Настя гневно нахмурилась, увидев, во что превратили малый зал Дворца культуры. Понатаскали отовсюду столы, из зрительного зала приволокли стулья, ветками елок утыкали все стены. Большую самодеятельность проявили колхозная общественность и комсомол, но, признаться, в зале было тепло, светло и уютно. Молодых, то есть мужа и жену, усадили на специальное место, и началась в одиннадцать часов дня комсомольско-молодежная свадьба с торжественными тостами и пожеланиями, подарками и поцелуями, криками «горько» и шутками по этому поводу, с пьяными стариками – много ли им надо! – пляшущими девчатами и женщинами, хоровым пением старинных и советских песен. А в шестом часу председатель объявил Ивану, что ему разрешается получить законный отгул на целых три дня.

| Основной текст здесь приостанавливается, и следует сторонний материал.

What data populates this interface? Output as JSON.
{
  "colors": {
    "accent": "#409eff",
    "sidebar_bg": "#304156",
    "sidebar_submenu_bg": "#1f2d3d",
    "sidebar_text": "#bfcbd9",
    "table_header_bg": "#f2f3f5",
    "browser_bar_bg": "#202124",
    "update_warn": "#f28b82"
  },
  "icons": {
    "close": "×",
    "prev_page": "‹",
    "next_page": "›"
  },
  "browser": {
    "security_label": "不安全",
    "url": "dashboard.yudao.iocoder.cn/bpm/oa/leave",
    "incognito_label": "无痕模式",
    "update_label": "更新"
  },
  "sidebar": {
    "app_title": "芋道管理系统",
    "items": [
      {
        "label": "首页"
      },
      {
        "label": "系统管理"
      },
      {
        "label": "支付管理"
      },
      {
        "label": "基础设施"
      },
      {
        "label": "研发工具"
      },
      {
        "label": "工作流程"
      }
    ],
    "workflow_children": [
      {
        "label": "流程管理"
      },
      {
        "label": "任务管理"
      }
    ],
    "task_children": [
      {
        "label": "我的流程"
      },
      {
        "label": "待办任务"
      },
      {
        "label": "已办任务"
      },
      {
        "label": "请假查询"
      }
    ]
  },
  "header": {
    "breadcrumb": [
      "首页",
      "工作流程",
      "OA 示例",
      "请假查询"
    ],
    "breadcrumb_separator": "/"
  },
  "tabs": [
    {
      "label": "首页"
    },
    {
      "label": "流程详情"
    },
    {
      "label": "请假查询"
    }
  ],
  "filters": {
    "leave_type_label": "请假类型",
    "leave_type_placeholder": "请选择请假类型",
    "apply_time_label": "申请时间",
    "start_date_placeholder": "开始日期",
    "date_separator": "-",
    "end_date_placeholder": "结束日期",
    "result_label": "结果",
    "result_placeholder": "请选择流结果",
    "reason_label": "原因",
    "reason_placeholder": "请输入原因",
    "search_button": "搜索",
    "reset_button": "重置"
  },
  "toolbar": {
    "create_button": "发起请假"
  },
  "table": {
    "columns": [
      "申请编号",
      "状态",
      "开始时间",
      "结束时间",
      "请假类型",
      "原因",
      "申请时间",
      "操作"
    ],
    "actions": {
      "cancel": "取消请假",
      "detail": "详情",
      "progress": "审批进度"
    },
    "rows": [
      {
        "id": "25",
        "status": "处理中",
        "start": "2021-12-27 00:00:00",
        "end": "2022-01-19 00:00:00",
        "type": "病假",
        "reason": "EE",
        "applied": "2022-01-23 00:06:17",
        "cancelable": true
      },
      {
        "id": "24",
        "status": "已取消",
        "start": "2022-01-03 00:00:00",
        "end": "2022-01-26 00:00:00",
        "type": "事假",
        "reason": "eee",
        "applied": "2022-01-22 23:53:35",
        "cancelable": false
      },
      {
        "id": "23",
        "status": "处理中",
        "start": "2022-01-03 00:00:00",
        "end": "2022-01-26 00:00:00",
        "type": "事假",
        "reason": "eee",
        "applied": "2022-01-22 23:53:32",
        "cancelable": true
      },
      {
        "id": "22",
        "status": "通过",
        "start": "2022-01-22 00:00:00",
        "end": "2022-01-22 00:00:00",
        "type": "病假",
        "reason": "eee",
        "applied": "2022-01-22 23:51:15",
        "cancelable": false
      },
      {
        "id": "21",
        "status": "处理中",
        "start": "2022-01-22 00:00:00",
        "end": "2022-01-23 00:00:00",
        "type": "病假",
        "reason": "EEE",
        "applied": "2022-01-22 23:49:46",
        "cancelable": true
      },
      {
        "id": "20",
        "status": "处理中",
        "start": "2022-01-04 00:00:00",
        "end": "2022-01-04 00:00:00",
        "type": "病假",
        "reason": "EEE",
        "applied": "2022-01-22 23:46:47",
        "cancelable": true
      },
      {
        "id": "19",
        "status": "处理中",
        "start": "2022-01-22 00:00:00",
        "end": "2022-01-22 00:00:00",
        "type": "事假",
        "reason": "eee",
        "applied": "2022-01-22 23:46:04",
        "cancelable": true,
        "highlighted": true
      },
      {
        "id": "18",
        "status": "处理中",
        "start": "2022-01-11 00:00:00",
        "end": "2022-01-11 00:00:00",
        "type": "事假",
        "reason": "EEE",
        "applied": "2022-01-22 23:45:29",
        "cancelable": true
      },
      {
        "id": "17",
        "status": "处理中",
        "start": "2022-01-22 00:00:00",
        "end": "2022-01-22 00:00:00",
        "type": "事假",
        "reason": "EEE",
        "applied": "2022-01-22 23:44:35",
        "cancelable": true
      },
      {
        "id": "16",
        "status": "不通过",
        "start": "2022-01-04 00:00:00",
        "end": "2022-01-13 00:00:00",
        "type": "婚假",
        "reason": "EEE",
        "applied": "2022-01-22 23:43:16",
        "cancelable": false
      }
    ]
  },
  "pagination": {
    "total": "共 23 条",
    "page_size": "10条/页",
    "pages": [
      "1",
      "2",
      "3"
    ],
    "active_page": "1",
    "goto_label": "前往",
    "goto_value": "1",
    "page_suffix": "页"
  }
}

Когда жена и муж пошли к выходу, мать Ивана шла меж ними, на две головы ниже сына, на голову – невестки. Тост на свадьбе она произносить отказалась, только крикнула, чтобы сын не журился, но, оказывается, хорошо выпила, то есть была такой, словно ее только что разбудили, не понимала, что говорила и что ей говорили.

– Прошу молодых в авто! – объявил Варенников, торжественно показывая на «газик». – А вы, маманя, займите переднее сиденье…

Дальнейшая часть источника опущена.